Russia’s
VTB and Bank of China agree on domestic currency settlements
May 21, 2014
VTB, Russia’s
second biggest lender, has signed a deal with Bank of China, which includes an
agreement to pay each other in domestic currencies.
“Under the agreement, the banks
plan to develop their partnership in a number of areas, including cooperation
on ruble and renminbi settlements, investment banking, inter-bank lending,
trade finance and capital-markets transactions,” says the official VTB statement.
The deal
underlines VTB Group’s growing interest in Asian markets and will help grow
trade between Russia and China that are already close trading partners, said
VTB Bank Management Board Vasily Titov.
An Agreement
on Cooperation was signed by Titov and Bank of China President Chen Siqing in
Shanghai on Tuesday in the presence of Russian President Vladimir Putin and
Chinese President Xi Jinping.
VTB Group is
Russia’s second biggest financial institution with more than 30 banks and
financial firms in more than 20 countries. Its assets were estimated at 8.8
billion rubles as of 2013, with a profit of 100.5 billion rubles.
The
agreement comes as a part of Russia’s larger scale pivot to Asia, as Western
economies threaten sanctions over the turmoil in Ukraine. Sanctions by the US
and the EU have been mostly limited to visa bans and asset freezes on some
leading Russian officials, and so far only threatening a so-called third round
of real economic sanctions against Russian businesses.
In the first
day of a two-day trip to China Russia’s President Vladimir Putin said the two
countries will be increasing their bilateral trade to reach a new level.

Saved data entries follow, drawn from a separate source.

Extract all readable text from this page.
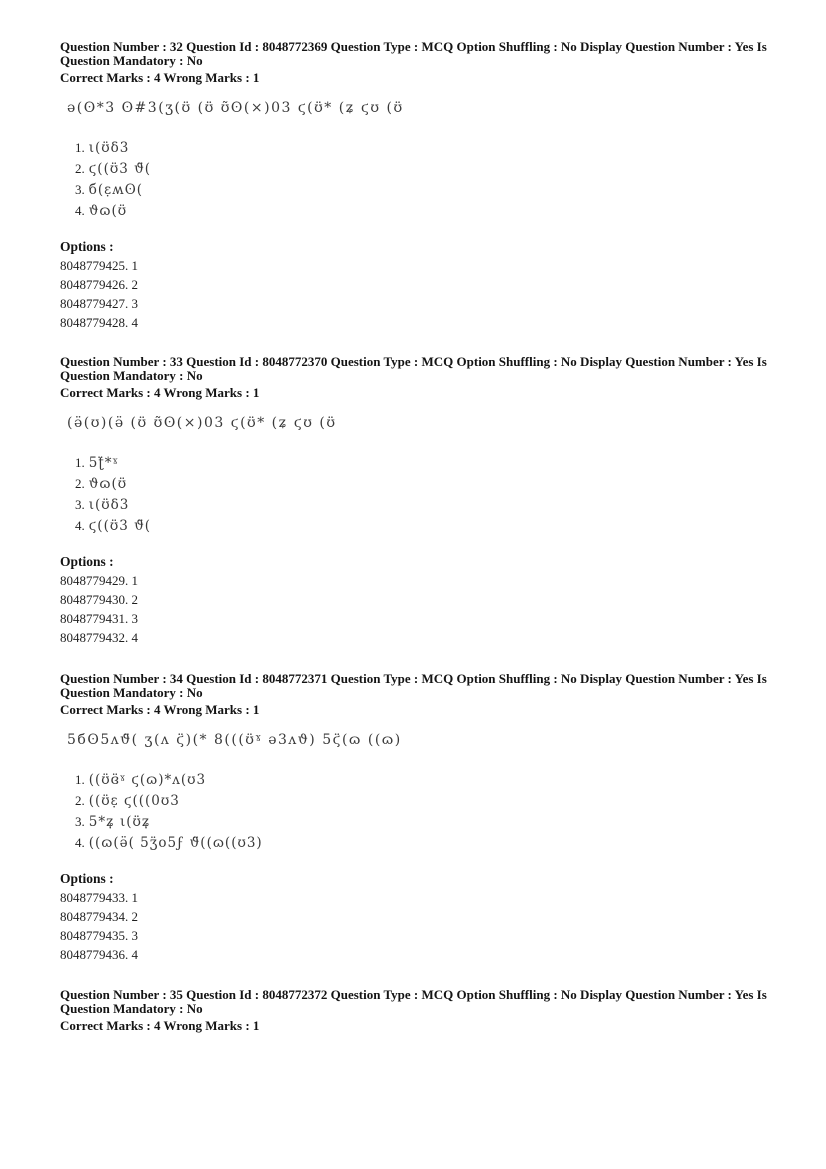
Question Number : 32 Question Id : 8048772369 Question Type : MCQ Option Shuffling : No Display Question Number : Yes Is
Question Mandatory : No
Correct Marks : 4 Wrong Marks : 1
ә(ʘ*3 ʘ#3(ӡ(ʊ̈ (ʊ̈ ʊ̃ʘ(×)03 ϛ(ʊ̈* (ʑ ϛʊ (ʊ̈
1. ι(ʊ̈δ3
2. ϛ((ʊ̈3 ϑ̈(
3. б(ɛ̣ʍʘ(
4. ϑɷ(ʊ̈
Options :
8048779425. 1
8048779426. 2
8048779427. 3
8048779428. 4
Question Number : 33 Question Id : 8048772370 Question Type : MCQ Option Shuffling : No Display Question Number : Yes Is
Question Mandatory : No
Correct Marks : 4 Wrong Marks : 1
(ӛ(ʊ)(ӛ (ʊ̈ ʊ̃ʘ(×)03 ϛ(ʊ̈* (ʑ ϛʊ (ʊ̈
1. 5ʈ̈*ˠ
2. ϑɷ(ʊ̈
3. ι(ʊ̈δ3
4. ϛ((ʊ̈3 ϑ̈(
Options :
8048779429. 1
8048779430. 2
8048779431. 3
8048779432. 4
Question Number : 34 Question Id : 8048772371 Question Type : MCQ Option Shuffling : No Display Question Number : Yes Is
Question Mandatory : No
Correct Marks : 4 Wrong Marks : 1
5бʘ5ʌϑ̈( ʒ(ʌ ϛ̈)(* 8(((ʊ̈ˠ ә3ʌϑ) 5ϛ̈(ɷ ((ɷ)
1. ((ʊ̈ɞ̈ˠ ϛ(ɷ)*ʌ(ʊ3
2. ((ʊ̈ɛ̣ ϛ(((0ʊ3
3. 5*ʑ̣ ι(ʊ̈ʑ̣
4. ((ɷ(ӛ( 5ʒ̈ο5ϝ ϑ̈((ɷ((ʊ3)
Options :
8048779433. 1
8048779434. 2
8048779435. 3
8048779436. 4
Question Number : 35 Question Id : 8048772372 Question Type : MCQ Option Shuffling : No Display Question Number : Yes Is
Question Mandatory : No
Correct Marks : 4 Wrong Marks : 1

“Our countries have done a huge
job to reach a new historic landmark…. China has firmly settled in a position
of our key trade partner,” Putin said.
Putin also
said that trade turnover between Russia and China grew almost 2 percent during
2013 to reach about $90 billion.
“If we sustain this pace the level
of bilateral trade of $100
billion will be reached by 2015 and we’ll confidently move on,”
Putin said.
Increasing
investment cooperation is crucial, Putin added. Holding the first Russia-China
EXPO in Harbin this summer help towards that, he said.
In Shanghai
Russia and China also agreed to set up a Committee on Investment Cooperation
that will enable consultations between the countries’ first vice premiers and
representatives of state and private companies.
Together
it’ll be possible to discuss investment in various projects much more
efficiently and clearly,” as Interfax quotes Kirill Dmitriyev the head of Russia’s Direct
Investment Fund.
In terms of
concrete deals the Russia-China Investment Fund (RCIF) and Vcanland, a leading
Chinese tourism developer, have agreed to invest $800 million in development of
tourism and social projects.
"Most of the money (60 - 70%)
will be spent on tourism development. The geographical focus will be on
destinations such as Hainan Island, Lake Baikal, the cities of Vladivostok and
Sochi,"
Dmitriyev said.
China is the
second most popular destination for Russian tourists, and Russia - the third
most popular destination for Chinese, and in the next 10 years the Russian
tourism sector will be growing, according to forecasts by the RCIF.
In 2013, the
volume of Chinese direct investments in the Russian economy grew five-fold to
$4 billion. By the start of 2013, the total amount of Russia's direct
investments in China was valued at $847.7 million. Forty projects with
investment of 20 billion dollars are on the drawing board. The power sector is
the driving force behind Sino-Russian cooperation, although agriculture and
agribusiness also have huge cooperation potential.